On a side note, Maxson is also credited with inventing a multiple-machine gun mount and an aerial navigation system.
In 1947, Jack Fisher introduced the first frozen meals to bars and taverns, packaged in aluminum trays. They provided quick and easy lunches and dinners, called “Fridgi-Dinners,” to the hungry American bar crowd without the need for a sophisticated kitchen or a trained cook.
The first frozen dinners to find their way into the American household were sold under the One-Eyed Eskimo label by brothers Albert and Meyer Bernstein. They sold 400,000 frozen dinners in 1950 and more than 2 million by 1954 under their new corporation, Quaker State Food Corporation.
The Swanson Company of Omaha, Nebraska, introduced their first frozen TV dinners onto grocery shelves on September 10, 1953. However, the ownership of the idea for their frozen dinner product and its tri-compartment aluminum tray became a topic for discussion and dispute for many decades.
Gilbert and Clarke Swanson claimed credit for the invention, having been inspired by an airline tray while flying to a business meeting.
Gerry Thomas, a two-hundred-dollar-per-month Swanson salesman, stated the idea for the three-compartment dinner tray was his after he saw one in a distributor’s warehouse in Pittsburg.
In any event, Thomas would receive a $1,000.00 bonus for his contribution. In 1953, Swanson sold 5,000 frozen dinners; in 1954, Swanson sold more than 10 million frozen meals.
By 1955, Swanson had grown to 20 plants, which employed 4,000 people. The Campbell Soup Company acquired the company in April of that year, and they would sell 13 million TV dinners in 1956.

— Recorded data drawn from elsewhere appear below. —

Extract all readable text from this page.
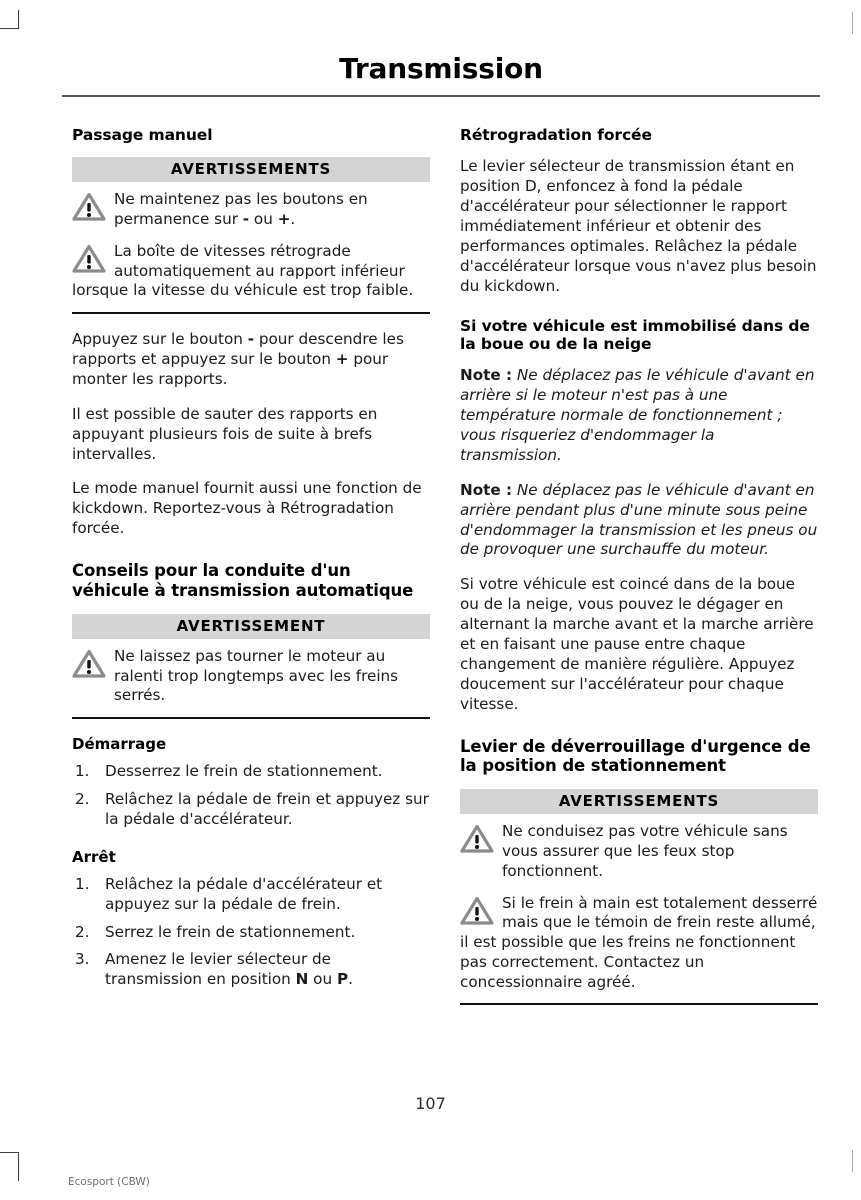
Transmission
Passage manuel
AVERTISSEMENTS
Ne maintenez pas les boutons en permanence sur - ou +.
La boîte de vitesses rétrograde automatiquement au rapport inférieur lorsque la vitesse du véhicule est trop faible.

Appuyez sur le bouton - pour descendre les rapports et appuyez sur le bouton + pour monter les rapports.

Il est possible de sauter des rapports en appuyant plusieurs fois de suite à brefs intervalles.

Le mode manuel fournit aussi une fonction de kickdown. Reportez-vous à Rétrogradation forcée.

Conseils pour la conduite d'un véhicule à transmission automatique
AVERTISSEMENT
Ne laissez pas tourner le moteur au ralenti trop longtemps avec les freins serrés.
Démarrage
1. Desserrez le frein de stationnement.
2. Relâchez la pédale de frein et appuyez sur la pédale d'accélérateur.
Arrêt
1. Relâchez la pédale d'accélérateur et appuyez sur la pédale de frein.
2. Serrez le frein de stationnement.
3. Amenez le levier sélecteur de transmission en position N ou P.
Rétrogradation forcée

Le levier sélecteur de transmission étant en position D, enfoncez à fond la pédale d'accélérateur pour sélectionner le rapport immédiatement inférieur et obtenir des performances optimales. Relâchez la pédale d'accélérateur lorsque vous n'avez plus besoin du kickdown.

Si votre véhicule est immobilisé dans de la boue ou de la neige

Note : Ne déplacez pas le véhicule d'avant en arrière si le moteur n'est pas à une température normale de fonctionnement ; vous risqueriez d'endommager la transmission.

Note : Ne déplacez pas le véhicule d'avant en arrière pendant plus d'une minute sous peine d'endommager la transmission et les pneus ou de provoquer une surchauffe du moteur.

Si votre véhicule est coincé dans de la boue ou de la neige, vous pouvez le dégager en alternant la marche avant et la marche arrière et en faisant une pause entre chaque changement de manière régulière. Appuyez doucement sur l'accélérateur pour chaque vitesse.

Levier de déverrouillage d'urgence de la position de stationnement
AVERTISSEMENTS
Ne conduisez pas votre véhicule sans vous assurer que les feux stop fonctionnent.
Si le frein à main est totalement desserré mais que le témoin de frein reste allumé, il est possible que les freins ne fonctionnent pas correctement. Contactez un concessionnaire agréé.
107
Ecosport (CBW)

As time passed into the early 1970s, the frozen dinner marketplace had become increasingly competitive, with new cuisines and many different flavors. Swanson’s was slow to upgrade their products and their aluminum packaging, which was not microwave-safe.
As a result, they were losing market share to TV dinner competitors such as Stouffers Lean Cuisine and many others.
Finally, in the 1980s. Swanson moved to a microwaveable tray and a new brand called “Le Menu.”
It might have been a case of “too little, too late,” as in March of 1988, the Campbell Soup Company spun off its Swanson TV dinner business and several other brands to Vlasic Foods International.
In 2001, Vlasic was rebranded Pinnacle Foods and continued to use the Swanson name under a 10-year agreement signed with the Campbell Soup Company.
That “Swanson” name agreement expired in the summer of 2009, just before Pinnacle acquired the Bird’s Eye Food Company. In the future, Pinnacle would continue to manufacture and market frozen meals under the Hungry-Man label.
On June 27, 2018, Conagra Brands announced the purchase of Pinnacle Foods for 8.1 billion. The acquisition closed on October 26, 2018.
In the 1950s, while sitting on the family chesterfield, holding my Swanson turkey dinner, I never envisioned that the Swanson Company would reshape into a billion-dollar industry. At that time, I had no idea what a billion dollars might be. My thoughts were of contentment and happiness, my dog Skippy planted quietly at my feet, anticipating his usual feed of those dreadful green peas, as I wondered whether The Lone Ranger and his always knowledgeable, faithful friend Tonto would finally capture the bad guys.